(…) Mi pare che l’unica differenza, rispetto a prima, sia che gli automatismi lessicali sono diventati patrimonio anche degli intellettuali, e non solo delle Vongole 75. Che ormai, sarà il PhD di cittadinanza o il fatto che se non appartieni a nessuna curva nessuno ti mette like e fatichi a percepirti vivo, non ci sia più nessuno che vive di precise parole.
L’intelligenza artificiale è uguale: non capisce mai cosa ti serve, ma è convinta di sì. È convinta di sapere che, se io cerco su Google “Carrère 2021”, non stia cercando soccorso perché sono così rimbambita che non mi ricordo il titolo di “Yoga”, ma voglia sapere in che ordine vadano letti i libri di Carrère, e prontamente mi rassicura che certo, sarebbe meglio cominciare da “Limonov”, ma posso leggerli nell’ordine che desidero (grazie, intellige’, meno male che m’hai dato il permesso, comunque se te lo chiedono davvero suggerisco di farli cominciare da “L’avversario”).

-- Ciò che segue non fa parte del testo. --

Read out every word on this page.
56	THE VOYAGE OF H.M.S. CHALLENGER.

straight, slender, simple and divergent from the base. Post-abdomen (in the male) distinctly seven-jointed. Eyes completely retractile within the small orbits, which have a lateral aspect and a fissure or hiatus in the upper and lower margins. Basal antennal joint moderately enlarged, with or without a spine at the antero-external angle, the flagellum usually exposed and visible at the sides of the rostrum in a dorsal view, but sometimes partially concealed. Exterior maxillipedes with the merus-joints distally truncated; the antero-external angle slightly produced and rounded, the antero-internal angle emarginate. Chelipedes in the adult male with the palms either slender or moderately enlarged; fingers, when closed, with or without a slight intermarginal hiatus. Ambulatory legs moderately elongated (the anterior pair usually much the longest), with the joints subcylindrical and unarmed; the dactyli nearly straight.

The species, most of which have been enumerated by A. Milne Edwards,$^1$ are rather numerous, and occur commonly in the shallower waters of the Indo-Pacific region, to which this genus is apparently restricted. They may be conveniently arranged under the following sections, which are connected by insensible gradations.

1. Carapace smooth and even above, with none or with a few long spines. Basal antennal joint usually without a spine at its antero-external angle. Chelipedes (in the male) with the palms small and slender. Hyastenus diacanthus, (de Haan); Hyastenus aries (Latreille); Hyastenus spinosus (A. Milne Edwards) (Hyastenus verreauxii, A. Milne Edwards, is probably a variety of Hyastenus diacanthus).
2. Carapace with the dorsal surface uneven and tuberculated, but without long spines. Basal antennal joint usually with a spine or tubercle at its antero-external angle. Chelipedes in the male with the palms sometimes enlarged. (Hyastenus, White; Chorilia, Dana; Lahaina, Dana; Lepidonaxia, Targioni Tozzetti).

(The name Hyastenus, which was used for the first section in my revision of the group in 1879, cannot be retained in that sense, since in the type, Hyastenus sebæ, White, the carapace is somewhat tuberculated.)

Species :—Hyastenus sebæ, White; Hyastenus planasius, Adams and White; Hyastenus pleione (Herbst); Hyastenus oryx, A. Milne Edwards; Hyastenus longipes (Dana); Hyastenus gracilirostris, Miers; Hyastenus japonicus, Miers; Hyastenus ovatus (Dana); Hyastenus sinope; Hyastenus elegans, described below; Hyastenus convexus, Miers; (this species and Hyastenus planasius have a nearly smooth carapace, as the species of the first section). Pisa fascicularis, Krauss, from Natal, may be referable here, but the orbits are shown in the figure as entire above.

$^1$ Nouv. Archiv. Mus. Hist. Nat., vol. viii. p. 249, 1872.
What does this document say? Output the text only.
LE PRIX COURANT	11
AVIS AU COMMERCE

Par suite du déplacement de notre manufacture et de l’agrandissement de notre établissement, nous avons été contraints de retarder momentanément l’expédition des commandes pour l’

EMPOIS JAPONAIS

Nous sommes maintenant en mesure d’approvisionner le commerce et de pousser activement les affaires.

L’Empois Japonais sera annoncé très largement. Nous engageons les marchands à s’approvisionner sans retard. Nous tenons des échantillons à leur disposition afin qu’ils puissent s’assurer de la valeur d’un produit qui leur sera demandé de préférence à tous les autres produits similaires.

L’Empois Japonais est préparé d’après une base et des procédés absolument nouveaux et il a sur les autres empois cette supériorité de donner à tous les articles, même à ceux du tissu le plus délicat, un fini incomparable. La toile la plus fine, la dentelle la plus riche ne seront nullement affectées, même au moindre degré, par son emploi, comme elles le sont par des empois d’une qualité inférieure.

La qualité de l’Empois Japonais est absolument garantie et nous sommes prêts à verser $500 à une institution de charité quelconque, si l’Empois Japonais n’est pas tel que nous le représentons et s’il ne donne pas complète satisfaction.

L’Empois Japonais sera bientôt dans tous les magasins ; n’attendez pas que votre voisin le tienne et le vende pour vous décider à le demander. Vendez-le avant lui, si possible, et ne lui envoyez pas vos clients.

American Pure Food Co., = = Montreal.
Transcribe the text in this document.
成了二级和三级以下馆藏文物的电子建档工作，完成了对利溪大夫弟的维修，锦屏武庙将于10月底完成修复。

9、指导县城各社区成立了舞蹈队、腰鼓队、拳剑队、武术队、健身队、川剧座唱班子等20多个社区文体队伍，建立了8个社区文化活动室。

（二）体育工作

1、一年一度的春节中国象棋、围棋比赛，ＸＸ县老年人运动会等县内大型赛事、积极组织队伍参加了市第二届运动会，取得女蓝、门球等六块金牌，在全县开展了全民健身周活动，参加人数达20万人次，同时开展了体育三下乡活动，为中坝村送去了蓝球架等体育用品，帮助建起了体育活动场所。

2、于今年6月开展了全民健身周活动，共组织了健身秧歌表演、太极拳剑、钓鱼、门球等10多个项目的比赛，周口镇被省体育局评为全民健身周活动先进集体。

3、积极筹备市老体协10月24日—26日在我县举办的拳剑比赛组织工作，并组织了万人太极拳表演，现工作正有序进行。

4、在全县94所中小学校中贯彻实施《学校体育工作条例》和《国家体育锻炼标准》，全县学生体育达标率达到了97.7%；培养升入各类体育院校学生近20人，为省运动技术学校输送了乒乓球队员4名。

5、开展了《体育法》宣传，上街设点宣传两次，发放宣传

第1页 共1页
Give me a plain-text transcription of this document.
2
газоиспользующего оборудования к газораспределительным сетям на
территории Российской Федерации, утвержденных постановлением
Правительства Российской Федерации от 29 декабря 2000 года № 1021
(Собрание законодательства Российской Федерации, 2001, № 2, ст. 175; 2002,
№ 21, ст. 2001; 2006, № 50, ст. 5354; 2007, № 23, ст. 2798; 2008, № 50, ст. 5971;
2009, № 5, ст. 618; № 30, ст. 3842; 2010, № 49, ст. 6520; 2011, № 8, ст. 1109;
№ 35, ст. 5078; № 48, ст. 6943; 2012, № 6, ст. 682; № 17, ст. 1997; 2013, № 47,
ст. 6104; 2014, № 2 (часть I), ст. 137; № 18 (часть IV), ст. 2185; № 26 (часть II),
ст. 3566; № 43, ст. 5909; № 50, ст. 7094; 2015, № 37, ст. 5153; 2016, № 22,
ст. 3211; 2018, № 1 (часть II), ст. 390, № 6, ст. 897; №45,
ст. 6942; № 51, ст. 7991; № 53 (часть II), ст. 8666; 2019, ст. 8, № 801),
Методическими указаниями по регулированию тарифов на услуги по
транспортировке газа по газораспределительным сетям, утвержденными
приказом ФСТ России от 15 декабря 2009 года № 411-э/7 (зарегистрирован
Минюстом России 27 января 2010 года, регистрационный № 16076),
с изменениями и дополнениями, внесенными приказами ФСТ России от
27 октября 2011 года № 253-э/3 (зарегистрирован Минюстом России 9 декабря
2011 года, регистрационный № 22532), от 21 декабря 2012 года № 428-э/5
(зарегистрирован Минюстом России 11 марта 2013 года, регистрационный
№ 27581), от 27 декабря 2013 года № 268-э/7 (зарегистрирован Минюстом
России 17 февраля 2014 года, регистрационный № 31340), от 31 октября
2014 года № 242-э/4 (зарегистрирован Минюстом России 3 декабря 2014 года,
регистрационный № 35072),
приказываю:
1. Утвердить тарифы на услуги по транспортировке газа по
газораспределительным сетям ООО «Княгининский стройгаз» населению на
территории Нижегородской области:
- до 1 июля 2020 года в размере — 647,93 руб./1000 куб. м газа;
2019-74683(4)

In un vecchio libro-intervista del 2016 in cui conversava con Antonio Gnoli, “Passo d’uomo”, Francesco De Gregori raccontava un episodio.
Riferiva De Gregori che, nella versione di Dalla, una sera in cui si erano ritrovati a cena con Enrico Berlinguer, quello aveva chiesto a De Gregori la differenza tra una chitarra acustica e una elettrica, e lui – lui De Gregori – si era ammutolito invece di rispondere. A De Gregori pare plausibile, come reazione: «È una differenza che sai o non sai, e poi spiegarla al segretario del Pci sarebbe stato comico».
Se Berlinguer oggi chiedesse a Google, quello gli spiattellerebbe lì innanzitutto l’intelligenza artificiale che dice che «La chitarra acustica ha un corpo in legno che amplifica il suono in modo naturale, mentre la chitarra elettrica utilizza pickup magnetici per convertire le vibrazioni delle corde in segnali elettrici che vengono poi amplificati». Praticamente: la chitarra acustica è acustica, la chitarra elettrica è elettrica.
Sembra un’ovvietà, come quando Max Catalano diceva che è meglio essere ricchi e infelici che poveri e infelici, ma pure la definizione di «ovvietà» cambia nel tempo, e non lo dico solo perché oggi di certo s’indignerebbe qualcuno per il classismo di Catalano. Lo dico perché ho rivisto su RaiPlay un po’ di “Quelli della notte” (la settimana scorsa erano quarant’anni dalla prima puntata), trovandolo persino più noioso di quanto mi sembrasse a dodici anni. La differenza è che allora pensavo fosse una cosa per grandi, adesso l’idea che i miei genitori quarantacinquenni si scompisciassero mi imbarazza parecchio. Oddio, mio padre rideva tantissimo anche del «ce l’ho qui la brioche» di “Drive In”, quindi forse quest’idea che una volta gli adulti fossero intelligenti devo riconsiderarla.
Comunque, che sia un’ovvietà il fatto che la chitarra acustica sia acustica è per ora vero, ma ricordiamoci di controllare se sarà ancora ovvio tra quarant’anni: alla prima puntata di “Quelli della notte”, Max Catalano diceva che se nasci maschio sei uomo e se nasci femmina sei donna, e chi glielo doveva dire che là, dove lui pascolava l’ovvietà come stilema comico, quarant’anni dopo ci sarebbero state le guerre culturali.